Beyond providing information and practical solutions, nonprofits and churches can also offer volunteer and community engagement opportunities. If unable to participate in the work force, providing a place of work can both promote human flourishing and allow those with disabilities to take part in God’s good purpose for work. For example, Lift Disability Network  provides a space for those with and without disabilities to come together in community and learn from one another. It also offers programs, mentoring, counseling, and other social and spiritual development events. Community Options, Inc. provides housing and employment opportunities for persons with disabilities. According to their website, they believe “in the dignity of every person, and in the freedom of all people to experience the highest degree of self-determination.”

As Christians, we understand and affirm the image of God in every person, and the dignity of work that God provides for His creation.

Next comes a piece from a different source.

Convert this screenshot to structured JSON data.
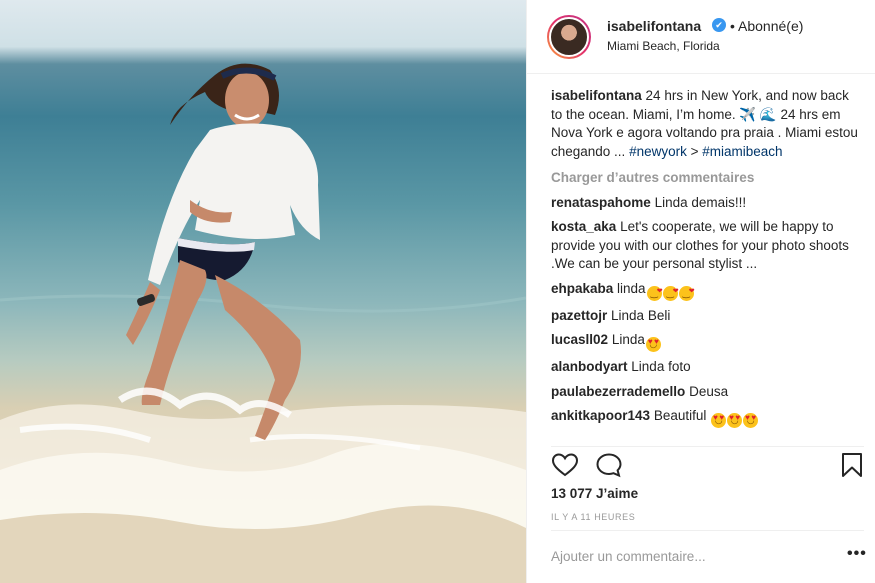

Congregations can help restore the dignity of those with disabilities who feel like they don’t have a place in the workforce. Being involved in the community contributes to a sense of belonging, thus upholding the human dignity inherently given to each person. Beyond that, churches can provide counseling and valuable friendships to those with both physical and mental impairments.

Jordan Gallacher’s story should remind us that despite the progress that has been made under the Americans with Disabilities Act, discrimination can still happen within the modern workforce. We must continue to advocate for equal employment opportunities for job seekers with disabilities. The government, employers, nonprofits, and the Church can each contribute uniquely to working towards closing the opportunity gap for those living with disabilities. Let’s be a generation eager to seek the wellbeing and flourishing of all of our neighbors.  

-Alyssa Burlingame is a junior double major in Journalism and Political Science at Azusa Pacific University, and is currently an intern for the Center for Public Justice.